The way we search for information is undergoing a profound transformation. As major language models like ChatGPT, Gemini, and Perplexity weave themselves into the fabric of our daily routines, we are increasingly turning to them for quick answers, including vetting local businesses. However, a sobering study by the firm Searchable has revealed a significant disparity in how these AI tools represent businesses, casting a shadow of doubt over their reliability. After conducting over 13,000 tests across 165 London-based firms, the researchers discovered that a staggering 93% of these businesses were described inaccurately. This isn’t just a minor glitch; it is a fundamental breakdown in the technology’s ability to act as a trustworthy digital directory.
When you peel back the layers of these findings, the performance gap between corporate giants and smaller, independent businesses becomes impossible to ignore. Small and medium-sized enterprises (SMEs) are bearing the brunt of these inaccuracies, with half of them receiving at least one piece of false information in the AI’s response. In comparison, larger companies held a much steadier ground, facing a lower error rate of 32%. Even more concerning is the tendency for AI to “hallucinate”—essentially inventing facts out of thin air—where SMEs are more than twice as likely to have non-existent information fabricated about them. When a user relies on an AI to find a service, a business’s very identity is effectively being rewritten by an algorithm that doesn’t know better.
The confusion extends beyond simple factual errors; it strikes at the core of brand identity.
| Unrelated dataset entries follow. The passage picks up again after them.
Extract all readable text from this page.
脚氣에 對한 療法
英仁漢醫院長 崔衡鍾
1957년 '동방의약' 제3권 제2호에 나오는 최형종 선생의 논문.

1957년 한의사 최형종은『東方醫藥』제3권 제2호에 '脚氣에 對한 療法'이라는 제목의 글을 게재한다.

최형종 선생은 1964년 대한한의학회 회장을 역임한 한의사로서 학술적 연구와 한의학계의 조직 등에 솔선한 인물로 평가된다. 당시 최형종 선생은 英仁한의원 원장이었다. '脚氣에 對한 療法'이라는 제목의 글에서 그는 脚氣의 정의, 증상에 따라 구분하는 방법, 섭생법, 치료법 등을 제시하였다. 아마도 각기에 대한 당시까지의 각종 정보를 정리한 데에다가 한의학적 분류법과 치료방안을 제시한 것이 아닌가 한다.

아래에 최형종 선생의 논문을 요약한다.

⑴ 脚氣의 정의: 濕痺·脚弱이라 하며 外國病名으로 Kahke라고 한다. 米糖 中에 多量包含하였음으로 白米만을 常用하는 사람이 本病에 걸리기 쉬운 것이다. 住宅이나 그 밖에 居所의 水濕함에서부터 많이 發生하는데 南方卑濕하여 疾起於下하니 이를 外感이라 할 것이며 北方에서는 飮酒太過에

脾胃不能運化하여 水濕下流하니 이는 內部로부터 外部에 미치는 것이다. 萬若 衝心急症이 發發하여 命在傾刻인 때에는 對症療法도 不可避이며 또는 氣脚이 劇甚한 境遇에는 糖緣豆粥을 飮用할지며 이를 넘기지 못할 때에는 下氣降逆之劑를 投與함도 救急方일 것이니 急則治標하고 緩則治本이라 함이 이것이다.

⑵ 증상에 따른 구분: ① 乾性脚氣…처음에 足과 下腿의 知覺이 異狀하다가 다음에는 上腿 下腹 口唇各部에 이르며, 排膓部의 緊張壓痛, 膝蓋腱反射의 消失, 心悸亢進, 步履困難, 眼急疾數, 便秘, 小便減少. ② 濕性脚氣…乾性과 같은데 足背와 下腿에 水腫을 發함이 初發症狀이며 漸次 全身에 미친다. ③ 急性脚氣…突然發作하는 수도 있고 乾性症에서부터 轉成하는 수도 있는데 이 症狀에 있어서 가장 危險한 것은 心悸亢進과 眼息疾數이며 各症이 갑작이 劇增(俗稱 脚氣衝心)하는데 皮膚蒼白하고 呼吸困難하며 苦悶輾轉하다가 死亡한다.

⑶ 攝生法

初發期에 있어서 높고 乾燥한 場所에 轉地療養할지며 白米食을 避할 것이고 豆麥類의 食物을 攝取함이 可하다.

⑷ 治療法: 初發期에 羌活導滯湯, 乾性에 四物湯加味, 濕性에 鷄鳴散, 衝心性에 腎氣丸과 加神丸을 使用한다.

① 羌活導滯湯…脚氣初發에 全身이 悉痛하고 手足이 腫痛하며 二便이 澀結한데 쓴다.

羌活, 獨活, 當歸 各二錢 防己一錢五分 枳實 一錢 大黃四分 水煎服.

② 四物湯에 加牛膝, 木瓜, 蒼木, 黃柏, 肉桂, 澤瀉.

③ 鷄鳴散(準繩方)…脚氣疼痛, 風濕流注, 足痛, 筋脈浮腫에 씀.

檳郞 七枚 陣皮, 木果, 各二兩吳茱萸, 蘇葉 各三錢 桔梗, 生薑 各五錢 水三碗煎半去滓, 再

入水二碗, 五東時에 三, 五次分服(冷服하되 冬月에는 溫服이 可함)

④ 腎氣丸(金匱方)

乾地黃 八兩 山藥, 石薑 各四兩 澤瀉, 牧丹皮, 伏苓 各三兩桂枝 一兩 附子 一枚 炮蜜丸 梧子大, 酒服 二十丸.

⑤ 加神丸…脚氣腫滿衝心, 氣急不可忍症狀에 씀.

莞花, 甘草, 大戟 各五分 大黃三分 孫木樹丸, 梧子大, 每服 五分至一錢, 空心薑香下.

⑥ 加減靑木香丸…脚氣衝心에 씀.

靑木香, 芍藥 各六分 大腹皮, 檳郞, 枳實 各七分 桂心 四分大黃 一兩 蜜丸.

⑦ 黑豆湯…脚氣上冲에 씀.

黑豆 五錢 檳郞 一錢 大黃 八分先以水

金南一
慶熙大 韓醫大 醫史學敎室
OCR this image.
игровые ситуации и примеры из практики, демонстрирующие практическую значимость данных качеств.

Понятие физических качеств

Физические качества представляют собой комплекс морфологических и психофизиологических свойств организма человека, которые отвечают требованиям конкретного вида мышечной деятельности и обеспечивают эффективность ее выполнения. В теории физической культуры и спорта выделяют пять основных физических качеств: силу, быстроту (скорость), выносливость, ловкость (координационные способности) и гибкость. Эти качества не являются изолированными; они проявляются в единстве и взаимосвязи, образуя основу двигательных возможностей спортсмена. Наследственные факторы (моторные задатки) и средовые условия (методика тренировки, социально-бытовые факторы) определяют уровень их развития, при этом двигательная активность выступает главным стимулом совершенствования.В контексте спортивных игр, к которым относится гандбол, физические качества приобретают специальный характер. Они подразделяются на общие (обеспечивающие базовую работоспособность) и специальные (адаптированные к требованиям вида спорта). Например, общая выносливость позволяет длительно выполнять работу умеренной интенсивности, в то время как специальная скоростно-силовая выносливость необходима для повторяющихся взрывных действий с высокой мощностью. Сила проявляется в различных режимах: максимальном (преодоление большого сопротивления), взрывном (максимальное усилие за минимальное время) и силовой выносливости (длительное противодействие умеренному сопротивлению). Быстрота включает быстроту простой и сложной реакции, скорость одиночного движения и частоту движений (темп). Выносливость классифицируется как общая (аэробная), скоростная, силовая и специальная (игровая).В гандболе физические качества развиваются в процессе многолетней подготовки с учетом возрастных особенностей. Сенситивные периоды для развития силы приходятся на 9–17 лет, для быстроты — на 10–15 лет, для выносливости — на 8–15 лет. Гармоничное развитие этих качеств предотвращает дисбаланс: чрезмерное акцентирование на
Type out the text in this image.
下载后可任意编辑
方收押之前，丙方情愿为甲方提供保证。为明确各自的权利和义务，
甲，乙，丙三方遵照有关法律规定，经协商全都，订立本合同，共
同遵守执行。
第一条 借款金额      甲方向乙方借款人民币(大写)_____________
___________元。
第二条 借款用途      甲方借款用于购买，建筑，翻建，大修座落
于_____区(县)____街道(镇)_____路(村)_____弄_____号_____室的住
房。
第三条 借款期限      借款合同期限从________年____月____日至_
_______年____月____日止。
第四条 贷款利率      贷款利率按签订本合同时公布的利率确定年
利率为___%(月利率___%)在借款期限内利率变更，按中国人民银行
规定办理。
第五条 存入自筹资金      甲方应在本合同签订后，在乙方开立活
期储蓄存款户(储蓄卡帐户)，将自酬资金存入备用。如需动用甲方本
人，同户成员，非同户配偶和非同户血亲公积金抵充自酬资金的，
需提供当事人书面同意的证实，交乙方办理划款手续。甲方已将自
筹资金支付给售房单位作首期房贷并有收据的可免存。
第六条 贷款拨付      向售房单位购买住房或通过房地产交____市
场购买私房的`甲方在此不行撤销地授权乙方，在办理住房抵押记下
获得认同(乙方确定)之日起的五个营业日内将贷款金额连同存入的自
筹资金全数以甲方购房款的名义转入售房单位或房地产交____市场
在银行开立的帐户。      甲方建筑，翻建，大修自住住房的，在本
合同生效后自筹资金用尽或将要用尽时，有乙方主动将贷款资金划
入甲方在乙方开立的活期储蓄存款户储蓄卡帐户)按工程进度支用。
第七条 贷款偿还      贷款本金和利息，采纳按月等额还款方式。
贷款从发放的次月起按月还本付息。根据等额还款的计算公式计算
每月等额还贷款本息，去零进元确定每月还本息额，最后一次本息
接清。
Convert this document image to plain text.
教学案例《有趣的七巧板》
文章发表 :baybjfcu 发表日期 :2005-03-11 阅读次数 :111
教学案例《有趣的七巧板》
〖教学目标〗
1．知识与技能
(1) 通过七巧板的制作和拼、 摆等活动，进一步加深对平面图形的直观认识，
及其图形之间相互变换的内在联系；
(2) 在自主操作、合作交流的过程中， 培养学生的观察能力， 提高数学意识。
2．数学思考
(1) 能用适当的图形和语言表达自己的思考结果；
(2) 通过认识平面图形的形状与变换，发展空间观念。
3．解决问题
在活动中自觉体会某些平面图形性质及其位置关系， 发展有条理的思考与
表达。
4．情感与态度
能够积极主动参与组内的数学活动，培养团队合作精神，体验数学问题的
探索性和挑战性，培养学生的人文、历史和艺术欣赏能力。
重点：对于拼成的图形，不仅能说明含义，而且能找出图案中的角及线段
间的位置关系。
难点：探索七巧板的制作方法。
The study found that AI tools are prone to misattributing names and confusing smaller brands at a much higher frequency than they do for major, household-name corporations. This places smaller firms in a precarious position. When a potential customer asks an AI for a recommendation or contact details, they expect precision. Instead, they are often met with “discovery gaps”—missing phone numbers, incorrect founding dates, or a failure to list the essential services that keep a small business afloat. When these foundational details are fumbled, it isn’t just an inconvenience; it’s a barrier that keeps local customers from finding the businesses they need.
The root of this problem lies in how these sophisticated AI models are built. They are trained on a massive sprawl of public web data, a digital landscape that is naturally biased toward entities with the loudest voices. Major brands benefit from years of press coverage, thousands of backlinks, and established directory listings, making them highly visible landmarks in the AI’s training data. Conversely, a local shop or a boutique service provider often has a much smaller digital footprint. As Chris Donnelly, co-founder of Searchable, aptly puts it, if an AI doesn’t see a business frequently mentioned in its training set, it either makes up a fill-in-the-blank answer or hits a dead end. For the small business owner, this looks suspiciously like lost revenue walking right past their front door.
This situation highlights a concerning reproduction of historical digital inequalities. Large firms have long dominated traditional search engine rankings through sheer marketing muscle, and there is a very real fear that AI could simply reinforce this “incumbent-first” reality. When an AI constantly prioritizes or correctly identifies the big players while fumbling the facts for the independent players, it risks freezing the market in place. If prospective customers are told that a smaller, equally capable business doesn’t offer a specific service or doesn’t have a valid phone number, they will almost always gravitate toward the competitor that the AI identifies with confidence, regardless of which firm is truly the better choice.
Despite these challenges, the situation is far from hopeless. The beauty of this new AI-driven era is that the rules of engagement are still being written. Unlike traditional search engines, which are often locked into rigid patterns of authority, AI models prioritize structured, accessible, and high-quality data. By optimizing their digital presence to be more “AI-readable,” smaller businesses have a genuine opportunity to level the playing field. The data suggests that if SMEs improve how they represent their services and identity across public records and platforms, they can bridge the visibility gap. The goal is to move from the current state—where they are invisible or misidentified—to becoming reliable, verified, and essential entries in the next generation of discovery.